We are also continuing to advocate for agency implementation of SIGAR audit recommendations, whether broadly or at program and project levels. I will note that State, USAID, and DOD been constructively engaged in this process, and have already adopted a good number of our recommendations –in fact, about 70% to 80% implemented.
Close review of oversight recommendations should be a priority at all levels of management, not just for the immediate project being audited, but across the board.
SIGAR is also continuing to report on evidence that suggest we have been spending too much, too hurriedly on reconstruction without securing stakeholders buy-in, without ensuring sustainability, and without taking adequate countermeasures against unintended consequences like distortion of afghan markets for goods and skilled labor as well as aggravating the country’s already staggering dependence on foreign aid.
We are also calling attention to the problem that the pressure to show “progress” may result in dubious metrics and inflated reports of “accomplishments.” For example, a number of U.S. agencies have explicitly or implicitly taken credit for the rapid growth of the telecommunications industry in Afghanistan. Yet senior executives at the largest telecom company in the country said they had received not one cent of assistance from the USA or any other government. We have an on-going audit looking into this situation.
SIGAR reports have also raised questions about the accuracy, relevance, or causality assumptions in reported progress in areas like public health, education, and security-force capabilities in Afghanistan.
Whatever the answers, it is clear that reconstruction progress needs to be measured in realistic and useful ways. If we are going to learn anything from the reconstruction experience, we need to have accurate assessments of the proximate cause of both successes and failures.
We are also pushing for more accountability. The Afghanistan reconstruction experience is marred by many sins of commission or omission. A contractor fails to follow requirements, leaving unsafe, unfinished, unusable, or unwanted buildings but yet gets paid in full.
Someone decides to buy $500 million worth of non-airworthy planes that are later abandoned. Federal contract officials don’t bother to make site visits, fail to keep proper documentation, fail to enforce standards, and fail to ensure work is done before accepting it.
People, companies, and agencies need to be held seriously accountable for stupid decisions, dereliction of duty, corrupt behavior, and subpar performance.
Otherwise, we simply foster the expectation that additional waste, fraud, and abuse will be tolerated in the future.

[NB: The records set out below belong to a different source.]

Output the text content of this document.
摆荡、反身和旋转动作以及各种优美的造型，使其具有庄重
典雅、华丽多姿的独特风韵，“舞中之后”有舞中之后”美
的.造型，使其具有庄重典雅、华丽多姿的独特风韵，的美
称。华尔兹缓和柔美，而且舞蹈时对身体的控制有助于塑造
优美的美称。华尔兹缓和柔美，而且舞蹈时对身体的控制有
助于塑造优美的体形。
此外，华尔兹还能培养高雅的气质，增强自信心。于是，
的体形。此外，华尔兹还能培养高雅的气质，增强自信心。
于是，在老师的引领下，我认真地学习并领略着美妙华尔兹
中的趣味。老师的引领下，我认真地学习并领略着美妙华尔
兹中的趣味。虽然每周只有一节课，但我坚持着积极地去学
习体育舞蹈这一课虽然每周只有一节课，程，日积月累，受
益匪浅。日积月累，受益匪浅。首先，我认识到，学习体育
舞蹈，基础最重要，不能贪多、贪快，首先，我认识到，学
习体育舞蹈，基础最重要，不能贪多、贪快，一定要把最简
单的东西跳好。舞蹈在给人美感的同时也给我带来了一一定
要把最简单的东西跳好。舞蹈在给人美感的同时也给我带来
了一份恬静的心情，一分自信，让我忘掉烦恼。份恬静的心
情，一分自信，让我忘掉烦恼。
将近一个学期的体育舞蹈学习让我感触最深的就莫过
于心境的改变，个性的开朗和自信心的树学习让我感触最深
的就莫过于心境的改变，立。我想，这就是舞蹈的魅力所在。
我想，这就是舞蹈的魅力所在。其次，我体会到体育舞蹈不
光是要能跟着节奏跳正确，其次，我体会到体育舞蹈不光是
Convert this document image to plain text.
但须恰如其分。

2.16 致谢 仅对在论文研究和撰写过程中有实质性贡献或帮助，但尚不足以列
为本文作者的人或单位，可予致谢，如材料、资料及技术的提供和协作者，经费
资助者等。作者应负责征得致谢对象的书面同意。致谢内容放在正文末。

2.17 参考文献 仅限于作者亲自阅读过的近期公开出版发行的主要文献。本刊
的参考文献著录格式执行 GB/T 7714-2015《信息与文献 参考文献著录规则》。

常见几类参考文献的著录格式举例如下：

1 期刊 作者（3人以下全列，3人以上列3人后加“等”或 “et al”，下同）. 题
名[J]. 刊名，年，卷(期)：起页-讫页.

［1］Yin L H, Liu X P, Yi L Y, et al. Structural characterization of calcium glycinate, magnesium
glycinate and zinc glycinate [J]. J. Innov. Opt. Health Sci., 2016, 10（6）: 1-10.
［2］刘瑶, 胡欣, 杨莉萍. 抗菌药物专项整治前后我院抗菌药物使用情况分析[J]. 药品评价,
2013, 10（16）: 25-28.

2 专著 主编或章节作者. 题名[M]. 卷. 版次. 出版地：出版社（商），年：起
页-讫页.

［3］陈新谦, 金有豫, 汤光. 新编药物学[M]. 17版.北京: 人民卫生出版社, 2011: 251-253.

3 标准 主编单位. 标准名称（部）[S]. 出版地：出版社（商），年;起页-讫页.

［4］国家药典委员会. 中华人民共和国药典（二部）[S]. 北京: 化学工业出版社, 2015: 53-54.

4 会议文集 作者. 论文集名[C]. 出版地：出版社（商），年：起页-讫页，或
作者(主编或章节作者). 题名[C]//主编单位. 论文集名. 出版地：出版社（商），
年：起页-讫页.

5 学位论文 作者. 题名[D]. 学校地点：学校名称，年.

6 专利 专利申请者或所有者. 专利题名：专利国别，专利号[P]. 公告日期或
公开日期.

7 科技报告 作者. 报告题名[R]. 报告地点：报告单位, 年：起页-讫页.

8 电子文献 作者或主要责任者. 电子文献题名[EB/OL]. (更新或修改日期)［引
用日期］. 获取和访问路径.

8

SIGAR will also continue to point out how well or poorly Afghan officials perform in their promises to enact government reforms, improve observance of human rights, and reduce corruption.
We all want reconstruction to succeed in creating a stable and sustainable economy and government in Afghanistan. But unless we are prepared and resolved to withhold funding when circumstances warrant, it is hard to see how the afghan government can be adequately incentivized to pursue real reform.
Conclusion
Working toward all of these objectives in an increasingly nonpermissive environment will be a real challenge. You can be sure that SIGAR will nonetheless continue to audit, investigate, and report on reconstruction issues—and to seek publicity through news reports, opinion leaders, social media, speaking engagements, and other channels.
As the IG community’s group letter of August 5 maintained, government openness and transparency are vital to our work. And as SIGAR has argued, the sensible pursuit of responsible publicity for substantive findings magnifies the impact of whatever we discover when we look under the hood.
That concludes my remarks and thank you again for the opportunity to talk with you.
Keep up the good work, and thank you for your efforts towards building a better government!